Hazuki himself intrigues me- the fact that only he can see Shimao is worth mentioning. Is it because he’s a guy who has feelings for Rokka? Or there something more to this as well?
Another thing: a show that implies as much in a inverbal discussion as it does in a verbal discussion is something that strikes me as powerful. Here, we are dealing with adults- people who are much more aware of how to speak in public, who understand general customs and rules of courtesy. Thus, what I found as the best aspect of Natsuyuki Rendezvous is how the characters were defined by their expressions and movements rather than just dialogue. From the way Hazuki always looks down whenever Rokka is around, to the way Rokka cries and says it’s just the “hot soup” to the way her house is barely decorated; these all show more about this cast more than anything.

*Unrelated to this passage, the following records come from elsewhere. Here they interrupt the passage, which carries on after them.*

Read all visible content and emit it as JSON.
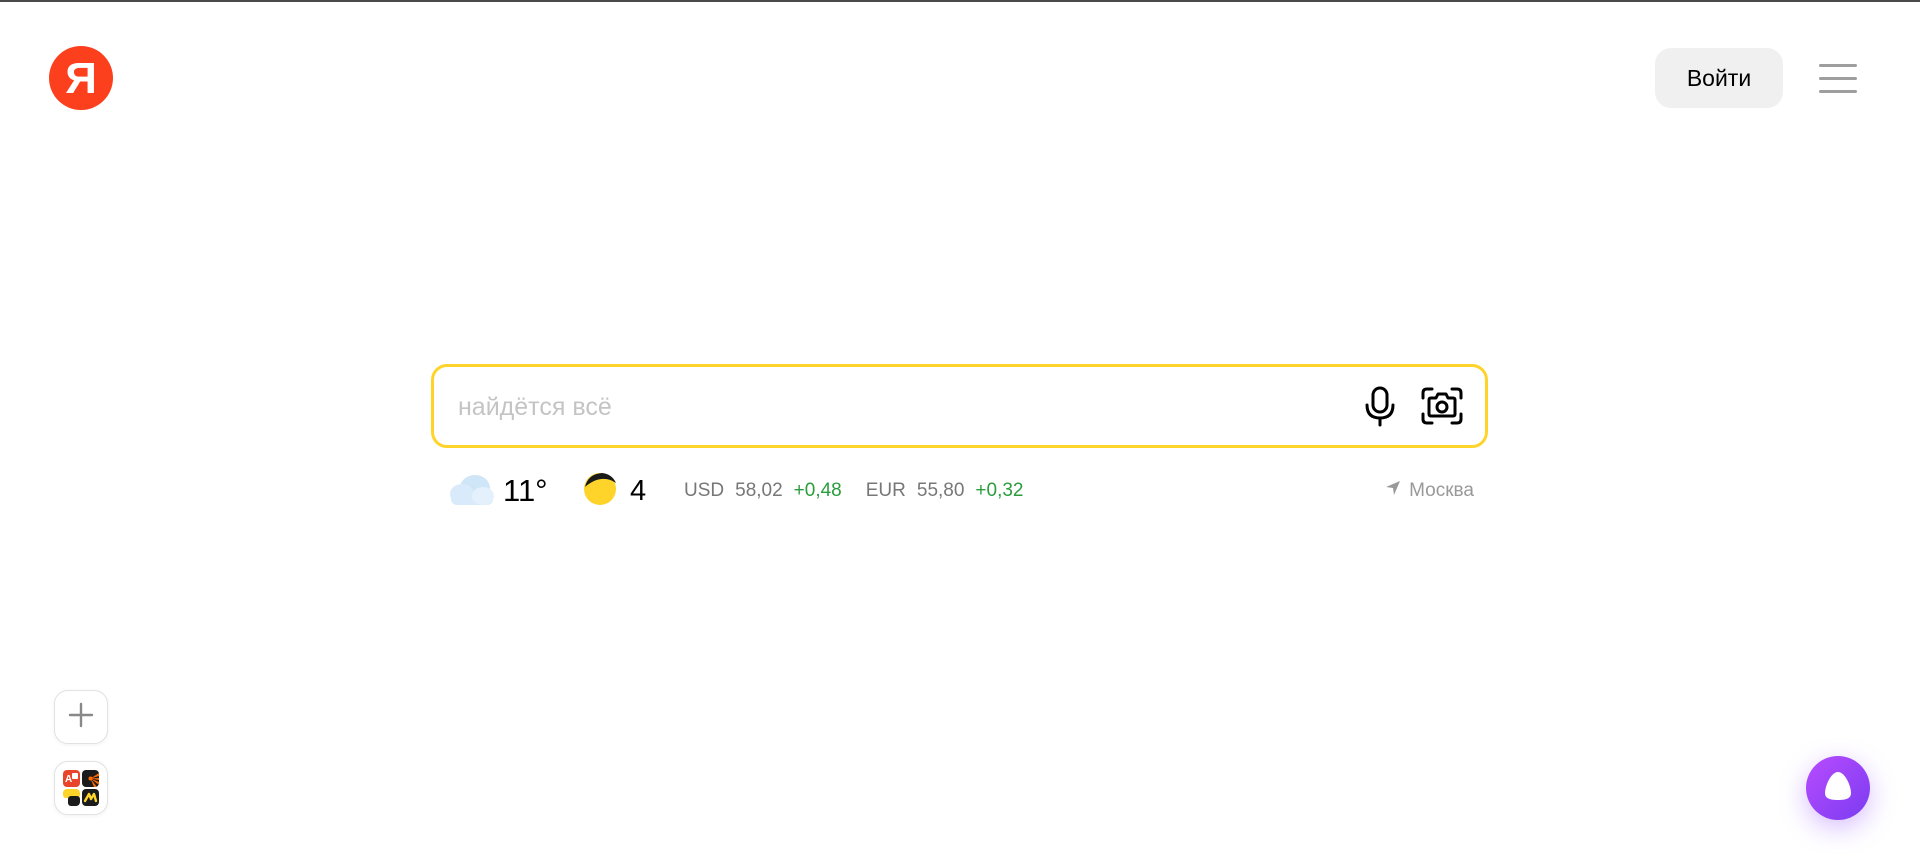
{
  "header": {
    "logo_letter": "Я",
    "login_label": "Войти",
    "menu_icon": "hamburger-menu-icon"
  },
  "search": {
    "placeholder": "найдётся всё",
    "value": "",
    "mic_icon": "microphone-icon",
    "camera_icon": "camera-icon",
    "border_color": "#fed42b"
  },
  "informers": {
    "weather": {
      "icon": "cloud-icon",
      "temperature": "11°"
    },
    "traffic": {
      "icon": "traffic-light-icon",
      "score": "4"
    },
    "rates": [
      {
        "code": "USD",
        "value": "58,02",
        "change": "+0,48"
      },
      {
        "code": "EUR",
        "value": "55,80",
        "change": "+0,32"
      }
    ],
    "location": {
      "icon": "location-arrow-icon",
      "city": "Москва"
    }
  },
  "widgets": {
    "add_icon": "plus-icon",
    "services_icon": "services-grid-icon"
  },
  "alice": {
    "icon": "alice-icon"
  },
  "colors": {
    "brand_red": "#fc3f1d",
    "search_border": "#fed42b",
    "positive_change": "#2a9d3c",
    "alice_purple": "#8c46ff"
  }
}
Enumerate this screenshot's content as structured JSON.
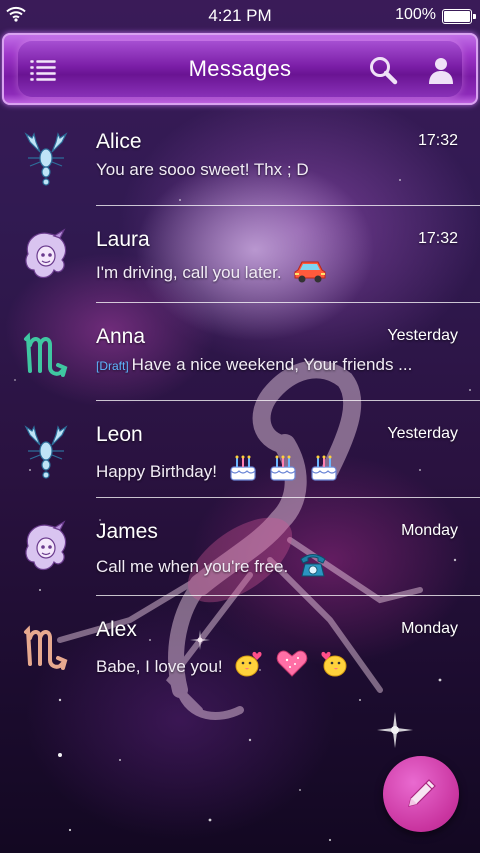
{
  "status_bar": {
    "time": "4:21 PM",
    "battery": "100%"
  },
  "app_bar": {
    "title": "Messages",
    "menu_icon": "menu-list-icon",
    "search_icon": "search-icon",
    "contacts_icon": "contacts-person-icon"
  },
  "colors": {
    "accent": "#8e2bb8",
    "fab": "#c9349f",
    "draft": "#5fb7ff"
  },
  "conversations": [
    {
      "name": "Alice",
      "time": "17:32",
      "draft_label": "",
      "snippet": "You are sooo sweet! Thx ; D",
      "avatar": "scorpion-icon",
      "emoji": []
    },
    {
      "name": "Laura",
      "time": "17:32",
      "draft_label": "",
      "snippet": "I'm driving, call you later.",
      "avatar": "zodiac-girl-icon",
      "emoji": [
        "car-emoji"
      ]
    },
    {
      "name": "Anna",
      "time": "Yesterday",
      "draft_label": "[Draft]",
      "snippet": "Have a nice weekend, Your friends ...",
      "avatar": "scorpio-symbol-icon",
      "emoji": []
    },
    {
      "name": "Leon",
      "time": "Yesterday",
      "draft_label": "",
      "snippet": "Happy Birthday!",
      "avatar": "scorpion-icon",
      "emoji": [
        "cake-emoji",
        "cake-emoji",
        "cake-emoji"
      ]
    },
    {
      "name": "James",
      "time": "Monday",
      "draft_label": "",
      "snippet": "Call me when you're free.",
      "avatar": "zodiac-girl-icon",
      "emoji": [
        "telephone-emoji"
      ]
    },
    {
      "name": "Alex",
      "time": "Monday",
      "draft_label": "",
      "snippet": "Babe, I love you!",
      "avatar": "scorpio-symbol-copper-icon",
      "emoji": [
        "kissing-chick-emoji",
        "heart-emoji",
        "kissing-chick-emoji"
      ]
    }
  ],
  "fab": {
    "icon": "pencil-compose-icon"
  }
}
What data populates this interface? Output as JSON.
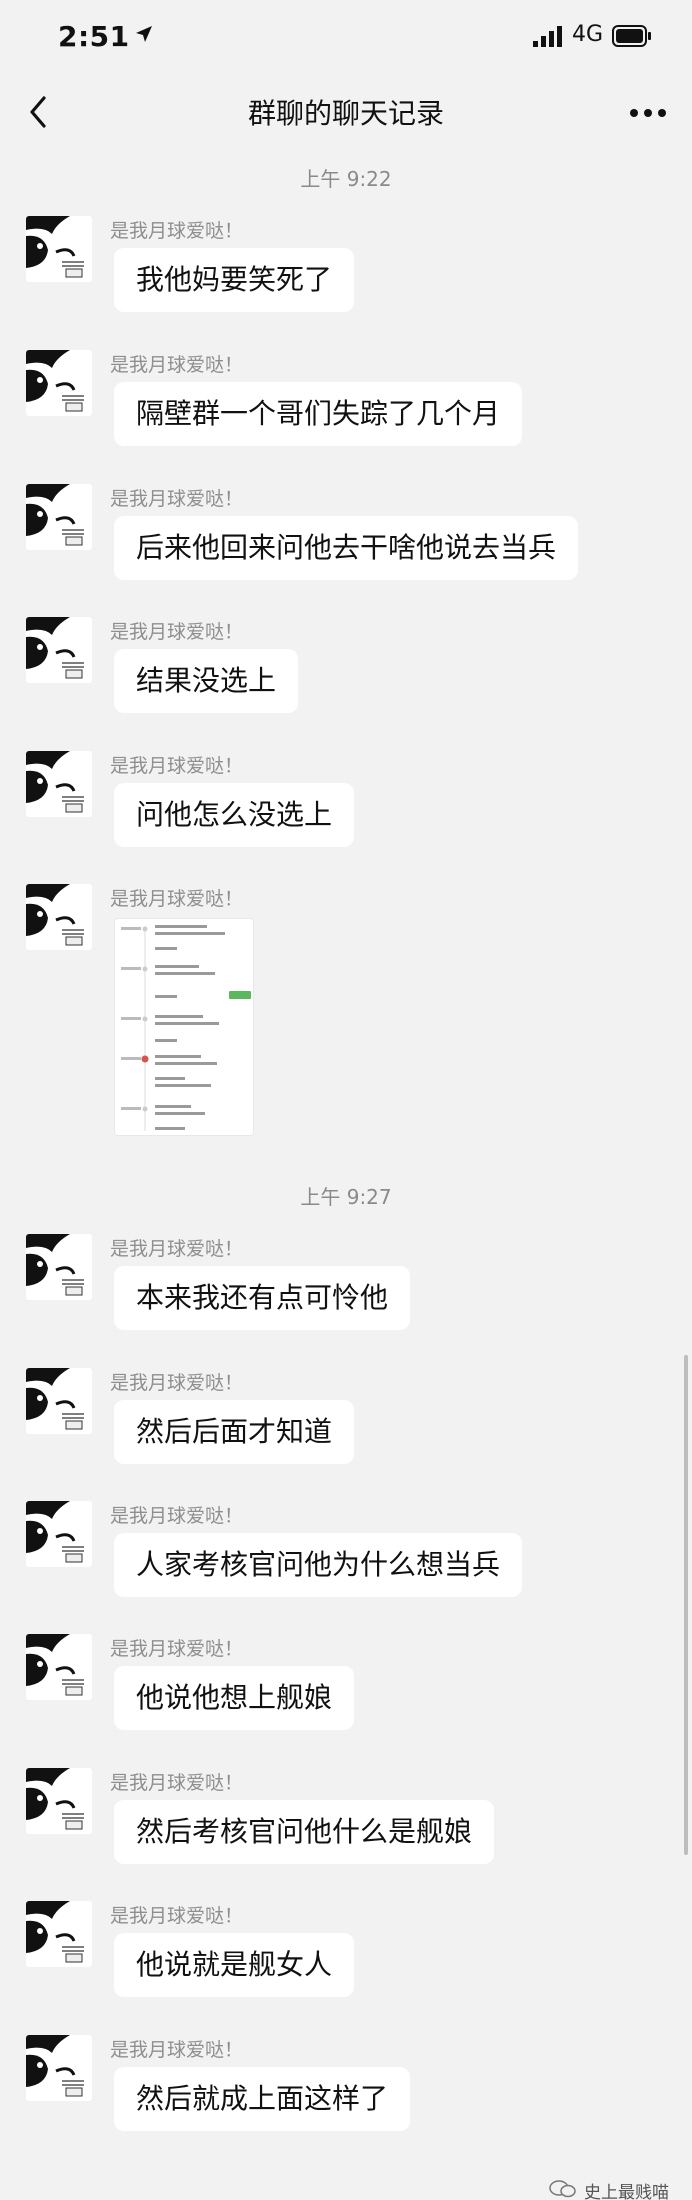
{
  "status_bar": {
    "time": "2:51",
    "network": "4G",
    "icons": [
      "location-arrow-icon",
      "signal-bars-icon",
      "battery-icon"
    ]
  },
  "nav": {
    "title": "群聊的聊天记录",
    "back_icon": "chevron-left-icon",
    "more_icon": "more-dots-icon"
  },
  "timestamps": [
    "上午 9:22",
    "上午 9:27"
  ],
  "messages": [
    {
      "sender": "是我月球爱哒！",
      "text": "我他妈要笑死了"
    },
    {
      "sender": "是我月球爱哒！",
      "text": "隔壁群一个哥们失踪了几个月"
    },
    {
      "sender": "是我月球爱哒！",
      "text": "后来他回来问他去干啥他说去当兵"
    },
    {
      "sender": "是我月球爱哒！",
      "text": "结果没选上"
    },
    {
      "sender": "是我月球爱哒！",
      "text": "问他怎么没选上"
    },
    {
      "sender": "是我月球爱哒！",
      "type": "image"
    },
    {
      "sender": "是我月球爱哒！",
      "text": "本来我还有点可怜他"
    },
    {
      "sender": "是我月球爱哒！",
      "text": "然后后面才知道"
    },
    {
      "sender": "是我月球爱哒！",
      "text": "人家考核官问他为什么想当兵"
    },
    {
      "sender": "是我月球爱哒！",
      "text": "他说他想上舰娘"
    },
    {
      "sender": "是我月球爱哒！",
      "text": "然后考核官问他什么是舰娘"
    },
    {
      "sender": "是我月球爱哒！",
      "text": "他说就是舰女人"
    },
    {
      "sender": "是我月球爱哒！",
      "text": "然后就成上面这样了"
    }
  ],
  "watermark": {
    "text": "史上最贱喵",
    "icon": "wechat-account-icon"
  }
}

Rokka and Hazuki talk very little so far, so their traits are shown from the way they react to things rather than just talking about them. That’s something I love seeing in a show. So am I going to see this? Yes. Am I going to blog about it? You bet. I gotta have one noitaminA show in my blog a year, no?
(I also do award Rokka extra points because her situation reminds me a lot like Allison Cameron from House; a widow herself who married a terminally ill man. Interesting parallels here and there too.)